A more realistic twofold increase in algebra II workplaces adds one in 500 workers to the work force. That’s not a jobs machine.
Jobs machine or not, inside the schoolhouse the new curriculum will exacerbate the achievement gap.
Two distinct tracks — accelerated and nonaccelerated — are built into the instructional system; the accelerated track operates at a 50 percent faster clip. In practice accelerated math I & II cover in two years the same content as (nonaccelerated) math I, II & III cover in three years.

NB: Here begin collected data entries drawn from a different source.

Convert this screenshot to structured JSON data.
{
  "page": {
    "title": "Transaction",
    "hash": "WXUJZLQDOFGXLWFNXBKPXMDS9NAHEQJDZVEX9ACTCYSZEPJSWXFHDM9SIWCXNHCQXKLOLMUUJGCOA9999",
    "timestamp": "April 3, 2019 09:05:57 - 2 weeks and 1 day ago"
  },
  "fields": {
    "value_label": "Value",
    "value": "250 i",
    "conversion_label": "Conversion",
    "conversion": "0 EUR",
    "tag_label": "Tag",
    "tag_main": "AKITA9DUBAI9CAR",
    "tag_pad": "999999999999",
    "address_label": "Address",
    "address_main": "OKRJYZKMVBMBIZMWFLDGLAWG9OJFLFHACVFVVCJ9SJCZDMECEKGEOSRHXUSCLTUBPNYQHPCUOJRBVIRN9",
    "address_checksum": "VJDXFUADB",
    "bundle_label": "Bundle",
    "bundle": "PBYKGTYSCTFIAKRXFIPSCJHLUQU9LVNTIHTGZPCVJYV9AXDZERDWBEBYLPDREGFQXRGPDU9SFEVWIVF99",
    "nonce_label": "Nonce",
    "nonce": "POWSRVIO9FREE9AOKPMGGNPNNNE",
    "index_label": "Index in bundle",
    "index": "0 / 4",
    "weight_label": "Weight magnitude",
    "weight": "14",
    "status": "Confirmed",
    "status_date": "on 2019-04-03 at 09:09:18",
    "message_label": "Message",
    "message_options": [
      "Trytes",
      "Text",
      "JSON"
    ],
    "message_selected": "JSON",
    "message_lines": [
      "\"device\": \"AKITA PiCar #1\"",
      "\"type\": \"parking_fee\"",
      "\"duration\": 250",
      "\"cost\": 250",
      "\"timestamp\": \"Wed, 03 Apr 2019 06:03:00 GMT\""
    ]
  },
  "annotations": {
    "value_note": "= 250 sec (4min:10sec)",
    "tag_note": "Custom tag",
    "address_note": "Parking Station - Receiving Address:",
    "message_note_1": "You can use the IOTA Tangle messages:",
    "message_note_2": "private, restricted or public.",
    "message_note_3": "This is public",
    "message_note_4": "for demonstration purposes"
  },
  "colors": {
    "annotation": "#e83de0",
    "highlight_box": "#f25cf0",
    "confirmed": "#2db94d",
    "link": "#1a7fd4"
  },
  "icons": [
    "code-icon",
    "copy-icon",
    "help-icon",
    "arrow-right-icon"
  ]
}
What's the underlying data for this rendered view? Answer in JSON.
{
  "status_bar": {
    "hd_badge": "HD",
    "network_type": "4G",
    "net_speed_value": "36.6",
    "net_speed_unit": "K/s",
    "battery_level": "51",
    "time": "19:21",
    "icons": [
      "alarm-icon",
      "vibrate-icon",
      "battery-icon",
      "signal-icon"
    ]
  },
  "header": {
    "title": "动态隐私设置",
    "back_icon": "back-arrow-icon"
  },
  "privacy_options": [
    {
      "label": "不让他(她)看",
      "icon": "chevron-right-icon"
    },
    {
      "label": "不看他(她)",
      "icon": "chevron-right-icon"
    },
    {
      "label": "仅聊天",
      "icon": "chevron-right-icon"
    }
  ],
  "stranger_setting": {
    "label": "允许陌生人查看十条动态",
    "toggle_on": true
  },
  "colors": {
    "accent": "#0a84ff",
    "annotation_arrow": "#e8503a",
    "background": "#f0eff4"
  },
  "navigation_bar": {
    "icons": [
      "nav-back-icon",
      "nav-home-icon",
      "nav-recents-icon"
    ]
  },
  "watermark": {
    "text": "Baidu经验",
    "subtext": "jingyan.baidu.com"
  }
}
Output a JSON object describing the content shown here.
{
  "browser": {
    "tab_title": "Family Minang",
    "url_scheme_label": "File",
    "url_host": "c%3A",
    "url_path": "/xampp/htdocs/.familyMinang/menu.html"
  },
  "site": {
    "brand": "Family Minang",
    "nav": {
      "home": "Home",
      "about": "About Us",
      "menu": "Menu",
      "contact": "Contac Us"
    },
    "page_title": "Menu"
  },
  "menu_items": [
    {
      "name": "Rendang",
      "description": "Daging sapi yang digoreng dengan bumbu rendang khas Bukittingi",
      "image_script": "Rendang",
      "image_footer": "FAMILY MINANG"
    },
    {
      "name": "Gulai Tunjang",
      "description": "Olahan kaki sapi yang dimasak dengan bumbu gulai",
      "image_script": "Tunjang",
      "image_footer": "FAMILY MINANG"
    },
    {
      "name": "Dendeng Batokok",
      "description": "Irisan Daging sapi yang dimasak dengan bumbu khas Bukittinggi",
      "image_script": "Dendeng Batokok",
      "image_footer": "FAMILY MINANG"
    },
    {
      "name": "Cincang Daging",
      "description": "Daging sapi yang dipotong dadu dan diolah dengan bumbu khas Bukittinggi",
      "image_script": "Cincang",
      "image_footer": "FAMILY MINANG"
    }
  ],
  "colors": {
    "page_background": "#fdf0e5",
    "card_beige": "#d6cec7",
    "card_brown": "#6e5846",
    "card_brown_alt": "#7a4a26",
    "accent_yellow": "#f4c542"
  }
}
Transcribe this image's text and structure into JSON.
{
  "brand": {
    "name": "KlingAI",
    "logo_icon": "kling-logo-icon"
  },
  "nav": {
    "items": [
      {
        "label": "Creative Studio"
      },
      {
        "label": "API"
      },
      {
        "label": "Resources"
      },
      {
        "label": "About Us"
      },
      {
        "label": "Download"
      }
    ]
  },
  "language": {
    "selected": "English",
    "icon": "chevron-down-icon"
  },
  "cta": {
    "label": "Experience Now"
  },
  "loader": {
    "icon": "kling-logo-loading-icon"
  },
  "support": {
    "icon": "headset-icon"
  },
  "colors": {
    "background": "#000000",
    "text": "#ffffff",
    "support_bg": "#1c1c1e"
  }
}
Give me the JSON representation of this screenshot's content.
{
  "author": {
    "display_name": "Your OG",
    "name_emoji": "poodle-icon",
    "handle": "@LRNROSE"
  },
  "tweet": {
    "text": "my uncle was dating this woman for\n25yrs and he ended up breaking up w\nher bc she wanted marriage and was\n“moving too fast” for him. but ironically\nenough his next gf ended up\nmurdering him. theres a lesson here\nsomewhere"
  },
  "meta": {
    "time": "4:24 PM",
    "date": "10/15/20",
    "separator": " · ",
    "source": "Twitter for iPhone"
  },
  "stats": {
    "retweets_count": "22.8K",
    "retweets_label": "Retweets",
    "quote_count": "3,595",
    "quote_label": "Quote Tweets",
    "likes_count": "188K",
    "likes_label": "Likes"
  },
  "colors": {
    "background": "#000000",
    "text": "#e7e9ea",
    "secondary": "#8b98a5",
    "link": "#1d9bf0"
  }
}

Hence, an achievement gap is a built-in feature of the two distinct tracks of math instruction. Kids entering the program behind fall further behind.
On racially and economically diverse campuses, the two disparate classrooms with disparate expectations disproportionately divide along the lines of the usual suspects; white and affluent students in accelerated math I; Black, Latino and poor students in Math I.
In one example of which I’m particularly aware, only 2 percent of the school’s freshmen black males were enrolled in the accelerated track.
How did we arrive at this point in education?
Per Lerman, “We have evolved into this highly academic-based system for all students” — a “college readiness” program for all students.
Nevermind that the core curriculum of the University System of Georgia requires only three math units of the 60 core units required for graduation; 57 other units potentially benefit more from developed language and critical thinking skills. (Certain degree programs and departments do require additional math credits.)
I’m not advocating an end to math, only an end to math for math’s sake.
I am advocating for the option of a high school curriculum of more rigorous “practical math.”
Preparing children for real life is, or at least should be, the goal of education. That requires connecting the curricular dots with demonstrated real-life needs.
The first objective assessment of the new math curriculum will arrive with the 2012 SAT and ACT scores — the first cohort to complete the new high school curriculum.
Gauging the effectiveness of the “jobs machine” will come much later, perhaps several generations later. In the meantime, kids will spend as much as 25 percent or more of the school day in a curriculum that might prove useless to real life.
As a state, we’re operating on blind faith that all will work out when the alternative is so bleak.
Ken Sprague Sr. has taught basic math for special ed students through AP calculus.